Dans le cadre d’un chantier de rénovation d’un appartement triplex, la SCI DU 66 BARRES DDFILP a engagé la société S.A.R pour divers travaux après avoir conclu un contrat avec la société DP AGENCE, architecte maître d’œuvre. Un procès-verbal de réception avec réserves a été signé le 18 février 2020, et les réserves ont été levées le 20 février 2020. La société S.A.R a ensuite demandé le règlement des retenues de garantie, et le 12 mai 2021, elle a mis en demeure la SCI DU 66 BARRES DDFILP pour des factures impayées. Après une assignation en référé, le juge a ordonné le paiement de 15.114,10 euros à la société S.A.R.

La société S.A.R a fait appel partiellement de cette décision, contestée par la SCI DU 66 BARRES DDFILP. Une saisie-attribution a été effectuée en avril 2022. La cour d’appel a confirmé l’ordonnance de janvier 2022 et a condamné la SCI à payer des frais supplémentaires.

Par la suite, la société S.A.R a assigné la SCI DU 66 BARRES DDFILP et la société DP AGENCE pour le paiement des sommes dues. La société DP AGENCE a également formulé une demande reconventionnelle contre la SCI pour des factures impayées.

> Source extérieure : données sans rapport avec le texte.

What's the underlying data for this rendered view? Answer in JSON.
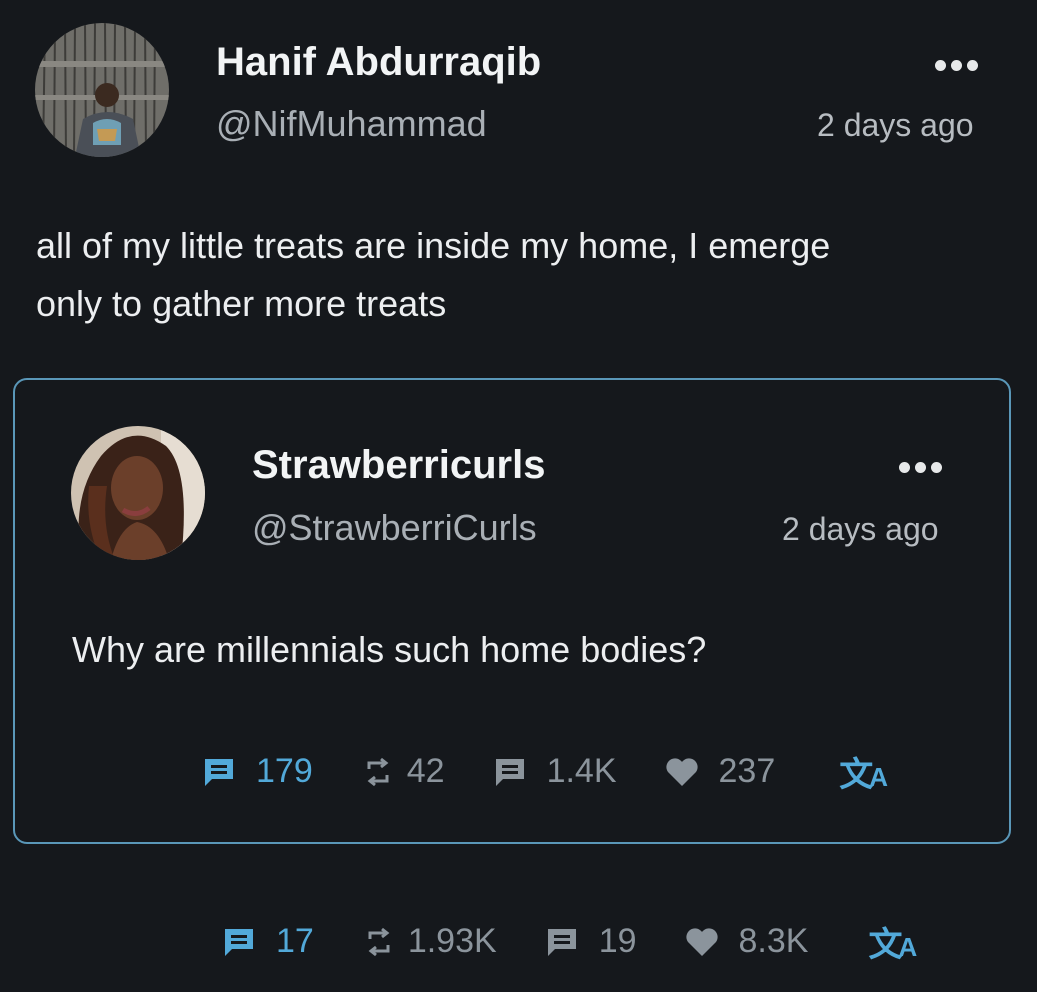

Des incidents de procédure ont eu lieu, avec des demandes de compétence et d’irrecevabilité entre les parties. Le juge a rejeté les exceptions d’incompétence et de non-recevoir, ordonné la disjonction des instances et réservé les dépens. Les affaires ont été renvoyées à des audiences futures pour des conclusions supplémentaires.

REPUBLIQUE FRANÇAISE
AU NOM DU PEUPLE FRANÇAIS

12 septembre 2024
Tribunal judiciaire de Nanterre
RG
22/01626
TRIBUNAL JUDICIAIRE DE NANTERRE

7ème Chambre

ORDONNANCE DE MISE EN ETAT

Rendue le 12 Septembre 2024

N° R.G. : N° RG 22/01626 – N° Portalis DB3R-W-B7G-XI7A

N° Minute :

AFFAIRE

S.A.R.L. SOCIETE D’AMENAGEMENT ET DE RENOVATION

C/

S.C.I. SCI DU 66 BARRES DDFILP, S.A.R.L. DP AGENCE

Copies délivrées le :

Nous, Aurélie GRÈZES, Juge de la mise en état assistée de Virginie ROZERON, Greffière ;

DEMANDERESSE

SOCIETE D’AMENAGEMENT ET DE RENOVATION
[Adresse 1]
[Localité 5]

représentée par Maître Alexandre MEYRIEUX de la SELEURL ODEON AVOCATS, avocats au barreau de PARIS, vestiaire : B629

DEFENDERESSES

Société SCI DU 66 BARRES DDFILP
[Adresse 3]
[Localité 6]

représentée par Maître Eva MARQUET de la SELARL CABOUCHE & MARQUET, avocats au barreau de PARIS, vestiaire : P0531

Société DP AGENCE
[Adresse 2]
[Localité 4]

représentée par Maître Catherine LE GUEN de la SCP ANCIENNEMENT AYME RAVAUD LE GUEN, avocats au barreau de PARIS, vestiaire : P0413

ORDONNANCE

Par décision publique, rendue en premier ressort, contradictoire susceptible d’appel dans les conditions de l’article 795 du code de procédure civile, et mise à disposition au greffe du tribunal conformément à l’avis donné à l’issue des débats.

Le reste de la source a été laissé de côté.